Hopefully it'll be on the WCA site soon, but I wanted to announce it before the Christmas break.


----------



## ShadenSmith (Dec 17, 2008)

I wasn't planning on attending, but I noticed no BLD events were listed. Are there really no BLD events?


----------



## Bryan (Dec 17, 2008)

ShadenSmith said:


> I wasn't planning on attending, but I noticed now BLD events were listed. Are there really no BLD events?



I typically add events the day of the competition. I'd rather add events than drop them. But at the last Wisconsin and the last Minnesota, BLD was added the day of the competition.
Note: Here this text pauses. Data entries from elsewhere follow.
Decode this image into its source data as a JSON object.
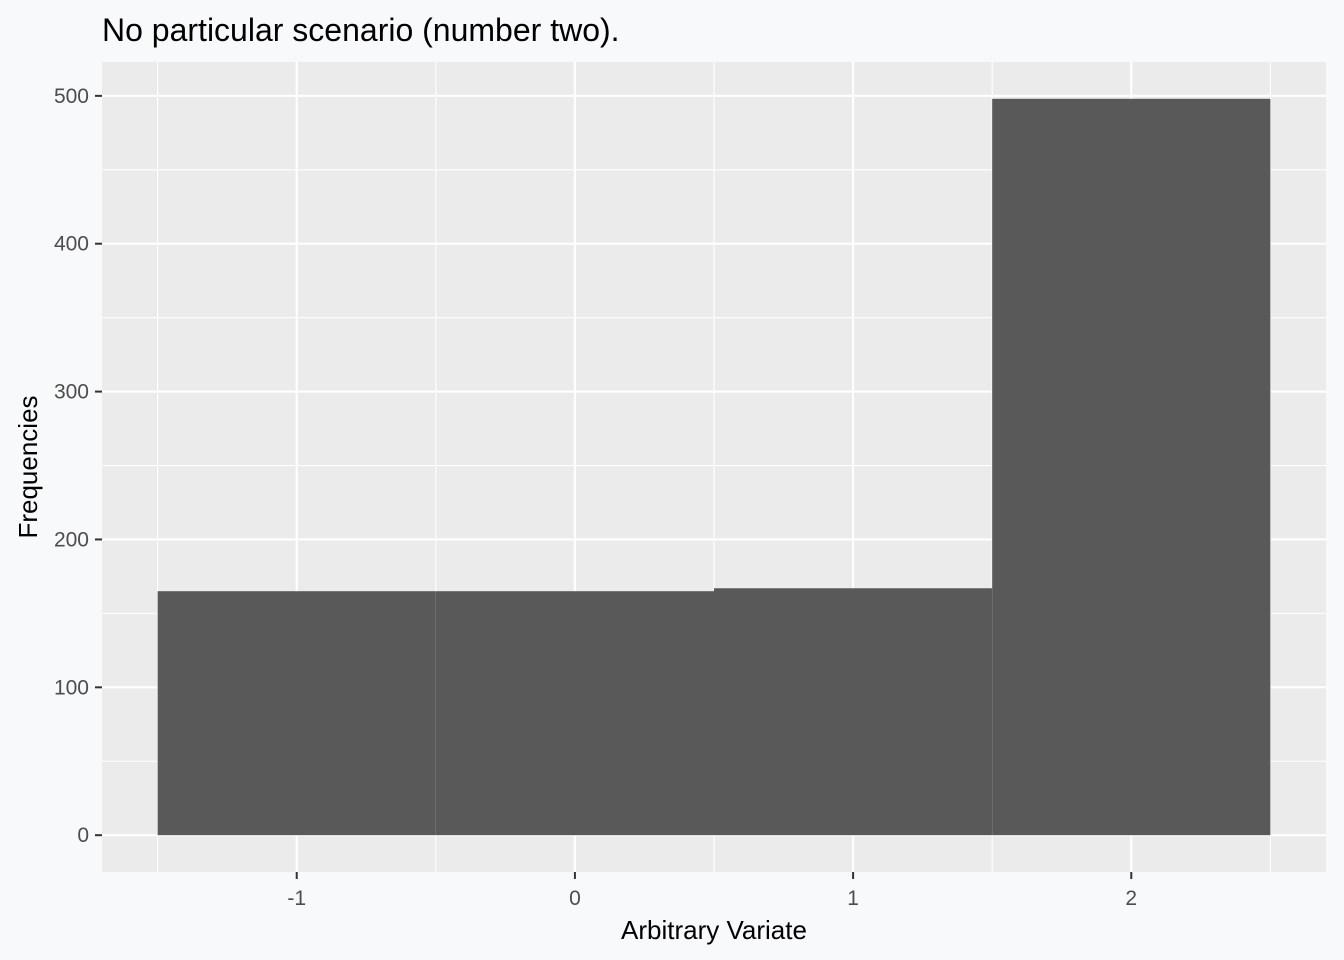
{
  "chart_data": {
    "type": "bar",
    "title": "No particular scenario (number two).",
    "xlabel": "Arbitrary Variate",
    "ylabel": "Frequencies",
    "bins": [
      {
        "x_min": -1.5,
        "x_max": -0.5,
        "count": 165
      },
      {
        "x_min": -0.5,
        "x_max": 0.5,
        "count": 165
      },
      {
        "x_min": 0.5,
        "x_max": 1.5,
        "count": 167
      },
      {
        "x_min": 1.5,
        "x_max": 2.5,
        "count": 498
      }
    ],
    "xlim": [
      -1.7,
      2.7
    ],
    "ylim": [
      -24.9,
      522.9
    ],
    "x_ticks": [
      -1,
      0,
      1,
      2
    ],
    "x_tick_labels": [
      "-1",
      "0",
      "1",
      "2"
    ],
    "y_ticks": [
      0,
      100,
      200,
      300,
      400,
      500
    ],
    "y_tick_labels": [
      "0",
      "100",
      "200",
      "300",
      "400",
      "500"
    ],
    "grid": true,
    "legend": "none",
    "colors": {
      "panel": "#ebebeb",
      "gridline": "#ffffff",
      "bar": "#595959",
      "background": "#f8f9fa"
    }
  }
}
It depends a lot on turnout and volunteers, but I am usually able to manage to add events. The events are usually determined by the request of the volunteers, that's why we have Square-1 and Skewb.


----------



## pjk (Dec 17, 2008)

Glad you were able to set something up in Minneapolis, good work. I'll try to make it, but it all depends on how my schedule works out.


----------



## Bob (Dec 18, 2008)

true. i might go if there is BLD...and if phil promises to let me win one event.

EDIT: ...and if it doesn't cost almost $400! holy crap!


----------



## JBCM627 (Dec 18, 2008)

Bob said:


> true. i might go if there is BLD...and if phil promises to let me win one event.
> 
> EDIT: ...and if it doesn't cost almost $400! holy crap!



Yeah, whoa, flights are expensive there


----------



## Lord Voldemort (Dec 26, 2008)

Maybe not appropriate place to ask, but w/e.
I'm live in Minnesota, so it's pretty close to me, and I'm considering going to this.
I was just wondering if everyone that goes to competitions are pros, because I seriously don't want to show up there as the only person who gets more than 15 seconds or something.


----------



## MistArts (Dec 26, 2008)

Lord Voldemort said:


> Maybe not appropriate place to ask, but w/e.
> I'm live in Minnesota, so it's pretty close to me, and I'm considering going to this.
> I was just wondering if everyone that goes to competitions are pros, because I seriously don't want to show up there as the only person who gets more than 15 seconds or something.



You should go to a competition for fun, not to win.


----------



## Lord Voldemort (Dec 26, 2008)

I never expected to win, but I was a bit intimidated of being surrounded by all elite cubers.


----------



## Carson (Dec 26, 2008)

Lord Voldemort said:


> I never expected to win, but I was a bit intimidated of being surrounded by all elite cubers.



I organize competitions and my typical average is not much below a minute. Don't worry, pretty much every competition will have cubers that average above a minute. 

Yes, it IS a competition, but don't think about it that way. Use the competition as a way to network and as an opportunity to meet some really good cubers and absorb as much of their knowledge as you can.


----------



## philkt731 (Dec 26, 2008)

There's usually not too many sub 15 cubers at the comps I go to, possibly 2 to 4, but again its more about the experience


----------